Unseen Christopher Steele Memo Claimed Russia Stopped Trump From Appointing Romney as Secretary of State: Report

Russia believed it effectively blocked former Massachusetts Governor Mitt Romney from being President Donald Trump's choice for secretary of state, according to an unpublished memo penned by the same author of the Trump-Russia dossier.

Former British intelligence officer Christopher Steele reportedly wrote a separate memo in November 2016 that cited a "senior Russian official" who claimed the Kremlin believed it had managed to influence Trump to favor a more Russia-friendly choice who could help lift sanctions over the Ukraine crisis, according to a Monday report from The New Yorker.

The report goes on to suggest that Steele may have discussed the unreleased memo with Special Counsel Robert Mueller's team investigating Russia's interference in the 2016 election.

Steele's other memo, unlike the 35-page dossier published in January of last year and denounced by Trump and a number of Republicans, cited a single source. Yet its content was still startling. It claimed that Russia had somehow reached Trump and asked for a secretary of state who could possibly alleviate sanctions put in place for its annexation of Crimea and work with Russia on security concerns.
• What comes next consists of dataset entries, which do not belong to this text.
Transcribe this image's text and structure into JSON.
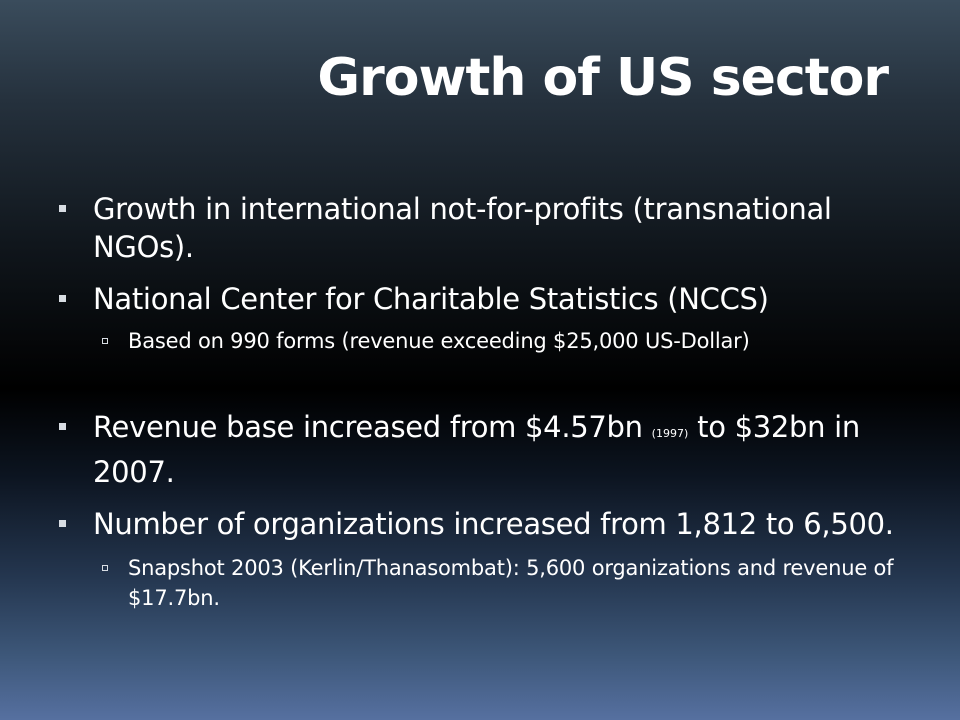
{
  "slide": {
    "title": "Growth of US sector",
    "bullets": [
      {
        "text": "Growth in international not-for-profits (transnational NGOs)."
      },
      {
        "text": "National Center for Charitable Statistics (NCCS)",
        "sub": [
          "Based on 990 forms (revenue exceeding $25,000 US-Dollar)"
        ]
      },
      {
        "text_before": "Revenue base increased from $4.57bn",
        "small": "(1997)",
        "text_after": "to $32bn in 2007."
      },
      {
        "text": "Number of organizations increased from 1,812 to 6,500.",
        "sub": [
          "Snapshot 2003 (Kerlin/Thanasombat): 5,600 organizations and revenue of $17.7bn."
        ]
      }
    ]
  },
  "colors": {
    "bullet_marker": "#d8dde3",
    "text": "#ffffff"
  }
}
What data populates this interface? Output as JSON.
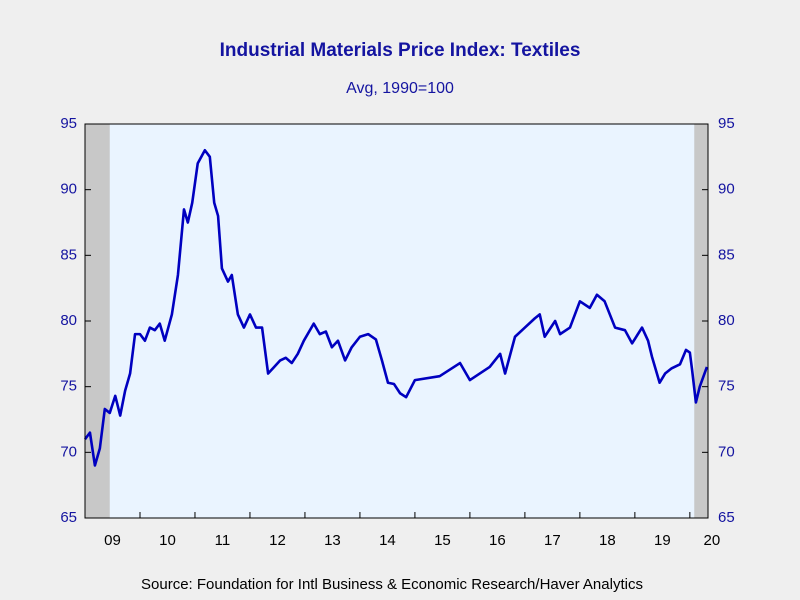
{
  "chart_data": {
    "type": "line",
    "title": "Industrial Materials Price Index: Textiles",
    "subtitle": "Avg, 1990=100",
    "source": "Source:  Foundation for Intl Business & Economic Research/Haver Analytics",
    "x": [
      2009.0,
      2009.09,
      2009.18,
      2009.27,
      2009.36,
      2009.45,
      2009.55,
      2009.64,
      2009.73,
      2009.82,
      2009.91,
      2010.0,
      2010.09,
      2010.18,
      2010.27,
      2010.36,
      2010.45,
      2010.58,
      2010.69,
      2010.8,
      2010.87,
      2010.95,
      2011.05,
      2011.18,
      2011.27,
      2011.35,
      2011.42,
      2011.49,
      2011.6,
      2011.67,
      2011.78,
      2011.89,
      2012.0,
      2012.11,
      2012.22,
      2012.33,
      2012.44,
      2012.55,
      2012.65,
      2012.76,
      2012.87,
      2012.98,
      2013.16,
      2013.27,
      2013.38,
      2013.49,
      2013.6,
      2013.73,
      2013.85,
      2014.0,
      2014.15,
      2014.29,
      2014.4,
      2014.51,
      2014.62,
      2014.73,
      2014.84,
      2015.0,
      2015.45,
      2015.82,
      2016.0,
      2016.36,
      2016.55,
      2016.64,
      2016.82,
      2017.0,
      2017.18,
      2017.27,
      2017.36,
      2017.55,
      2017.64,
      2017.82,
      2018.0,
      2018.18,
      2018.31,
      2018.45,
      2018.64,
      2018.82,
      2018.95,
      2019.13,
      2019.24,
      2019.31,
      2019.45,
      2019.55,
      2019.67,
      2019.82,
      2019.93,
      2020.0,
      2020.04,
      2020.11,
      2020.18,
      2020.31
    ],
    "series": [
      {
        "name": "Textiles",
        "color": "#0000c0",
        "values": [
          71,
          71.5,
          69,
          70.3,
          73.3,
          73,
          74.3,
          72.8,
          74.7,
          76,
          79,
          79,
          78.5,
          79.5,
          79.3,
          79.8,
          78.5,
          80.5,
          83.5,
          88.5,
          87.5,
          89,
          92,
          93,
          92.5,
          89,
          88,
          84,
          83,
          83.5,
          80.5,
          79.5,
          80.5,
          79.5,
          79.5,
          76,
          76.5,
          77,
          77.2,
          76.8,
          77.5,
          78.5,
          79.8,
          79,
          79.2,
          78,
          78.5,
          77,
          78,
          78.8,
          79,
          78.6,
          77,
          75.3,
          75.2,
          74.5,
          74.2,
          75.5,
          75.8,
          76.8,
          75.5,
          76.5,
          77.5,
          76,
          78.8,
          79.5,
          80.2,
          80.5,
          78.8,
          80,
          79,
          79.5,
          81.5,
          81,
          82,
          81.5,
          79.5,
          79.3,
          78.3,
          79.5,
          78.5,
          77.3,
          75.3,
          76,
          76.4,
          76.7,
          77.8,
          77.6,
          76.3,
          73.8,
          75,
          76.5
        ]
      }
    ],
    "recessions": [
      [
        2009.0,
        2009.45
      ],
      [
        2020.08,
        2020.33
      ]
    ],
    "recession_color": "#c8c8c8",
    "xlim": [
      2009.0,
      2020.33
    ],
    "xticks": [
      {
        "value": 2009.5,
        "label": "09"
      },
      {
        "value": 2010.5,
        "label": "10"
      },
      {
        "value": 2011.5,
        "label": "11"
      },
      {
        "value": 2012.5,
        "label": "12"
      },
      {
        "value": 2013.5,
        "label": "13"
      },
      {
        "value": 2014.5,
        "label": "14"
      },
      {
        "value": 2015.5,
        "label": "15"
      },
      {
        "value": 2016.5,
        "label": "16"
      },
      {
        "value": 2017.5,
        "label": "17"
      },
      {
        "value": 2018.5,
        "label": "18"
      },
      {
        "value": 2019.5,
        "label": "19"
      },
      {
        "value": 2020.4,
        "label": "20"
      }
    ],
    "ylim": [
      65,
      95
    ],
    "yticks": [
      65,
      70,
      75,
      80,
      85,
      90,
      95
    ]
  }
}
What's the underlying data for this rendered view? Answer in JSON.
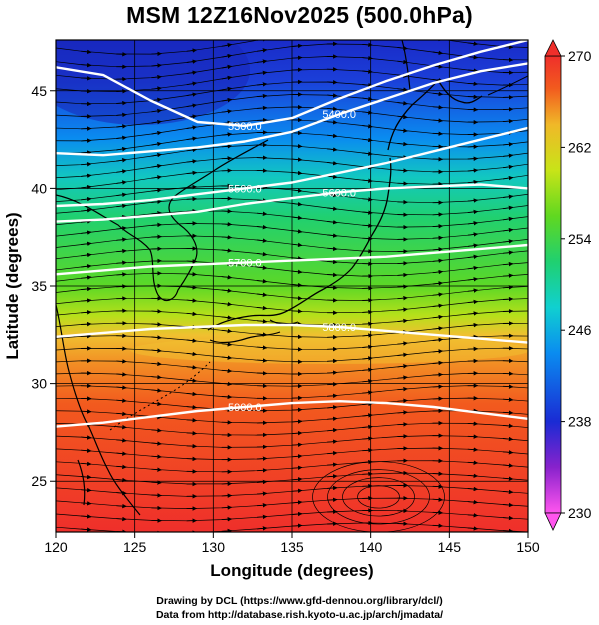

Romney said last year that Trump's defeated opponent Hillary Clinton had encouraged him to go for the position. After much speculation and even a dinner together at Trump Tower, Trump did not offer Romney the spot, instead opting for former ExxonMobil chief Rex Tillerson, who has a longstanding relationship with Russian President Vladimir Putin.

President Donald Trump speaks at a White House Opioid Summit March 1, 2018 in Washington, DC. Getty Images/Win McNamee

That narrative of Russia holding influence over Trump fit the one originally posited by Steele in the dossier. While citing Russian sources, Steele wrote that Trump and Russia had been closely linked since 2013 and that Russia intended to help the billionaire real estate mogul defeat Clinton.

It also outlined that Russia could have damning information about the president, which could be used to blackmail or extort him should he take power. The most infamous example, according to Steele, was a supposed video of Trump instructing Russian prostitutes to urinate on a bed that President Barack Obama had previously slept on at the Ritz Moscow.

Trump and his administration have denied the allegations of collusion or ties to Russia, but questions have persisted over the president's attitude and policies toward Putin's regime. Trump, who has called for better relations with Russia, only recently conceded publicly that Russia had interfered in the 2016 election after Mueller's team indicted 13 Russians and three Russian entities last month.

Trump also said he believed Putin's denials when he asked about election hacking and meddling during their meeting at the Group of 20 Summit in July.

Trump, the White House and many others close to the president have stated publicly on numerous occasions that Steele's original dossier was "fake" and or unverified, while pointing out that Clinton's campaign started to pay research firm Fusion GPS—which originally hired Steele—to keep working during the 2016 general election after conservative outlet the Washington Free Beacon had stopped.